オジさんまっしぐらの筆者のような世代では、社会人になったらまずは自分のクルマを持つのは当たり前であった。いまの若い世代のように、軽自動車やレンタカーでデートにでも誘おうものなら、たちまちフラれた世代でもある。単に所有するだけでなく、ブランドにも相当のこだわりを持たなければならなかった。
カーシェアリングについては、日本ではカーシェアリング型レンタカーともいわれるように、レンタカーのひとつのサービスに区分されるので、シェアリングに使われる車両は「わ」ナンバーとなり、レンタカーサービスを運営している会社がシェアリングサービスを行っていたりするが、ほかにもコインパーキングを展開する会社なども参入していたりしている。
そのなか、2019年10月にトヨタがトヨタシェアと命名したカーシェアリングサービスを開始した。なお、トヨタシェアのサービス開始と同時に、完全無人での貸渡となるレンタカーの新しいサービスとしてチョクノリもスタートさせている。
「自動車メーカーであり、新車を売っていかなければならないトヨタがなぜカーシェアリングを始めるの?」と思うひともいるかもしれない。トヨタはトヨタシェアスタートを知らせるリリース上で、「『保有』から『利活用』へと、クルマに対する多様化するお客さまのニーズに寄り添えるよう、トヨタはさまざまな移動サービスを提供していきたいと考えている」としている。
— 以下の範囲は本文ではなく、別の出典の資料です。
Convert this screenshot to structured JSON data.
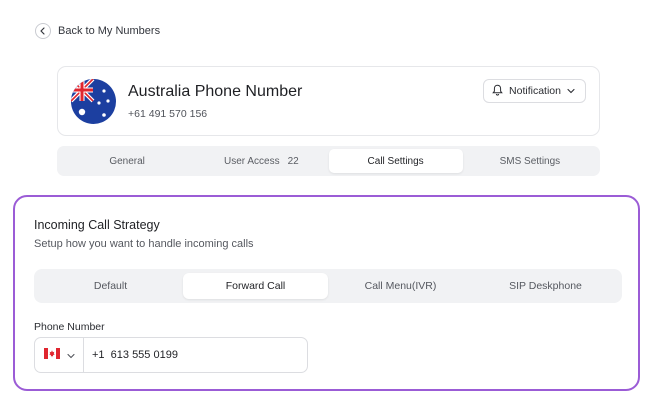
{
  "nav": {
    "back_label": "Back to My Numbers"
  },
  "number": {
    "title": "Australia Phone Number",
    "phone": "+61 491 570 156",
    "notification_label": "Notification"
  },
  "tabs": [
    {
      "label": "General",
      "count": ""
    },
    {
      "label": "User Access",
      "count": "22"
    },
    {
      "label": "Call Settings",
      "count": ""
    },
    {
      "label": "SMS Settings",
      "count": ""
    }
  ],
  "active_tab": "Call Settings",
  "strategy": {
    "title": "Incoming Call Strategy",
    "subtitle": "Setup how you want to handle incoming calls",
    "options": [
      "Default",
      "Forward Call",
      "Call Menu(IVR)",
      "SIP Deskphone"
    ],
    "active_option": "Forward Call",
    "phone_label": "Phone Number",
    "country_code": "+1",
    "phone_value": "+1  613 555 0199"
  },
  "colors": {
    "highlight_border": "#9b5cd6",
    "flag_blue": "#1c3fa0",
    "flag_red": "#e0262f"
  },
  "icons": [
    "chevron-left-icon",
    "australia-flag-icon",
    "bell-icon",
    "chevron-down-icon",
    "canada-flag-icon"
  ]
}
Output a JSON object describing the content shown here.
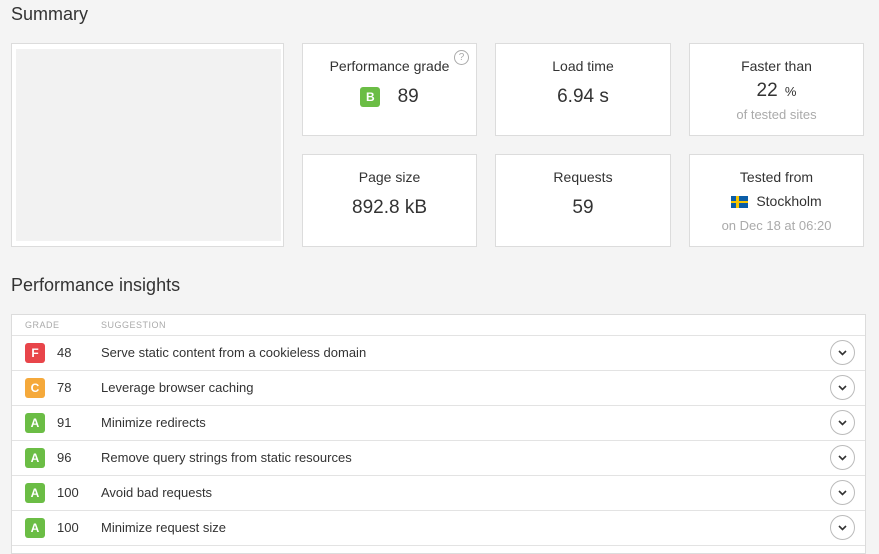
{
  "summary": {
    "title": "Summary",
    "performance_grade": {
      "title": "Performance grade",
      "grade": "B",
      "grade_color": "#6bbd45",
      "value": "89",
      "help": "?"
    },
    "load_time": {
      "title": "Load time",
      "value": "6.94 s"
    },
    "faster_than": {
      "title": "Faster than",
      "value": "22",
      "unit": "%",
      "sub": "of tested sites"
    },
    "page_size": {
      "title": "Page size",
      "value": "892.8 kB"
    },
    "requests": {
      "title": "Requests",
      "value": "59"
    },
    "tested_from": {
      "title": "Tested from",
      "location": "Stockholm",
      "flag": "sweden-flag-icon",
      "date": "on Dec 18 at 06:20"
    }
  },
  "insights": {
    "title": "Performance insights",
    "headers": {
      "grade": "GRADE",
      "suggestion": "SUGGESTION"
    },
    "rows": [
      {
        "grade": "F",
        "color": "#e8454a",
        "score": "48",
        "suggestion": "Serve static content from a cookieless domain"
      },
      {
        "grade": "C",
        "color": "#f5a93b",
        "score": "78",
        "suggestion": "Leverage browser caching"
      },
      {
        "grade": "A",
        "color": "#6bbd45",
        "score": "91",
        "suggestion": "Minimize redirects"
      },
      {
        "grade": "A",
        "color": "#6bbd45",
        "score": "96",
        "suggestion": "Remove query strings from static resources"
      },
      {
        "grade": "A",
        "color": "#6bbd45",
        "score": "100",
        "suggestion": "Avoid bad requests"
      },
      {
        "grade": "A",
        "color": "#6bbd45",
        "score": "100",
        "suggestion": "Minimize request size"
      }
    ]
  }
}
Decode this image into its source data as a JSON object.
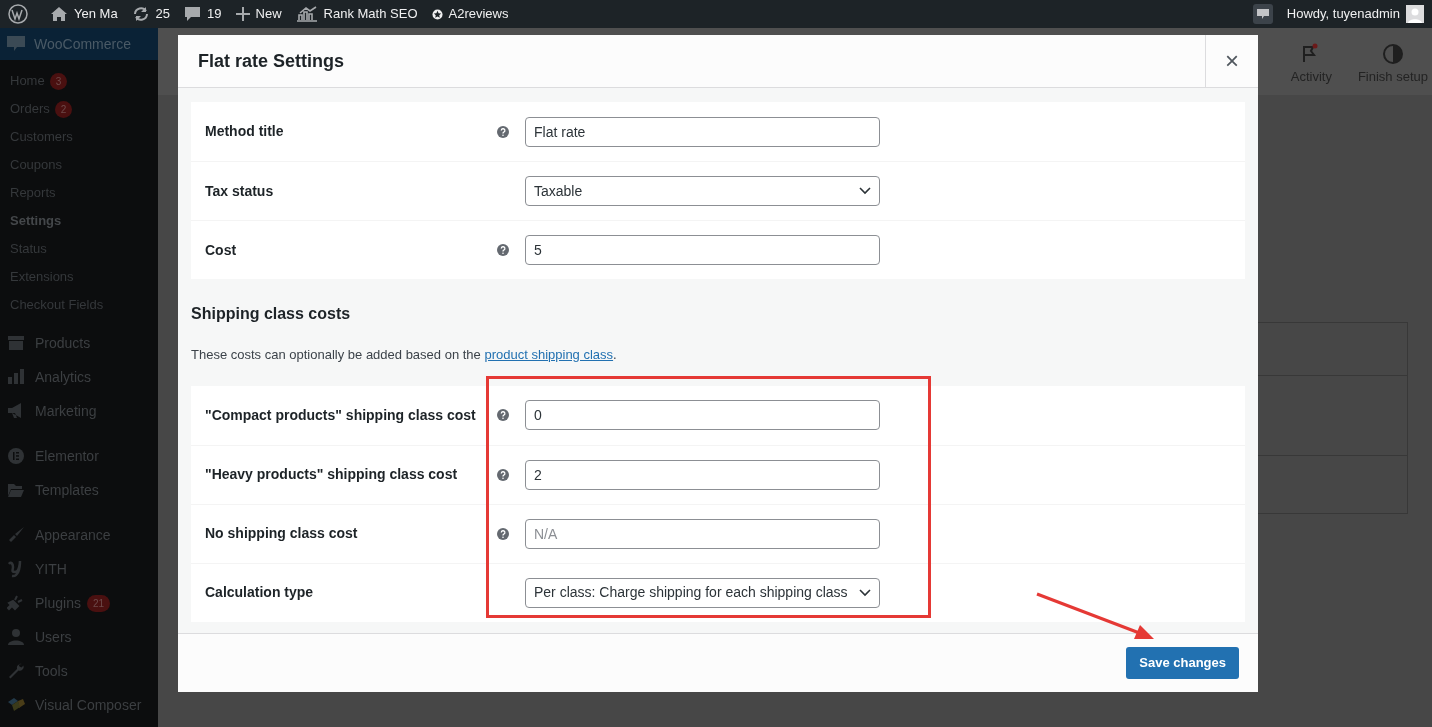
{
  "admin_bar": {
    "site": "Yen Ma",
    "updates": "25",
    "comments": "19",
    "new": "New",
    "seo": "Rank Math SEO",
    "reviews": "A2reviews",
    "greeting": "Howdy, tuyenadmin"
  },
  "sidebar": {
    "menu_title": "WooCommerce",
    "submenu": [
      {
        "label": "Home",
        "badge": "3",
        "selected": false
      },
      {
        "label": "Orders",
        "badge": "2",
        "selected": false
      },
      {
        "label": "Customers",
        "selected": false
      },
      {
        "label": "Coupons",
        "selected": false
      },
      {
        "label": "Reports",
        "selected": false
      },
      {
        "label": "Settings",
        "selected": true
      },
      {
        "label": "Status",
        "selected": false
      },
      {
        "label": "Extensions",
        "selected": false
      },
      {
        "label": "Checkout Fields",
        "selected": false
      }
    ],
    "groups": [
      [
        {
          "label": "Products"
        },
        {
          "label": "Analytics"
        },
        {
          "label": "Marketing"
        }
      ],
      [
        {
          "label": "Elementor"
        },
        {
          "label": "Templates"
        }
      ],
      [
        {
          "label": "Appearance"
        },
        {
          "label": "YITH"
        },
        {
          "label": "Plugins",
          "badge": "21"
        },
        {
          "label": "Users"
        },
        {
          "label": "Tools"
        },
        {
          "label": "Visual Composer"
        }
      ]
    ]
  },
  "header_actions": [
    {
      "label": "Activity"
    },
    {
      "label": "Finish setup"
    }
  ],
  "modal": {
    "title": "Flat rate Settings",
    "close": "×",
    "fields": [
      {
        "label": "Method title",
        "kind": "input",
        "help": true,
        "value": "Flat rate"
      },
      {
        "label": "Tax status",
        "kind": "select",
        "help": false,
        "value": "Taxable"
      },
      {
        "label": "Cost",
        "kind": "input",
        "help": true,
        "value": "5"
      }
    ],
    "section_title": "Shipping class costs",
    "section_text": "These costs can optionally be added based on the ",
    "section_link": "product shipping class",
    "section_end": ".",
    "class_fields": [
      {
        "label": "\"Compact products\" shipping class cost",
        "kind": "input",
        "help": true,
        "value": "0"
      },
      {
        "label": "\"Heavy products\" shipping class cost",
        "kind": "input",
        "help": true,
        "value": "2"
      },
      {
        "label": "No shipping class cost",
        "kind": "input",
        "help": true,
        "placeholder": "N/A"
      },
      {
        "label": "Calculation type",
        "kind": "select",
        "help": false,
        "value": "Per class: Charge shipping for each shipping class"
      }
    ],
    "save": "Save changes"
  },
  "annotations": {
    "highlight_box": true,
    "arrow": true
  }
}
いまどきの若い世代の感覚からすれば、税金や保険料を払い、車検などのメンテナンス費用もかかり、場合によっては駐車場代まで負担してクルマを所有するのは、ライフスタイルからすると「そんなのありえない」とするひとが大半だろう。無駄を極力省きスマートに生きるのが若い世代の心情ともいわれている。若い世代といっても単身者だけでなく、小さい子どものいるヤングファミリーも、価値観は同じものをもっているとしていいだろう。
トヨタとしては、そのような若い世代とはいままでのような新車販売体制だけでは接触機会すらないと考えているに違いない。そして、新車販売にこだわらず、さまざまな、クルマを「キー」としたサービスの提供をいま積極展開していると考えられる。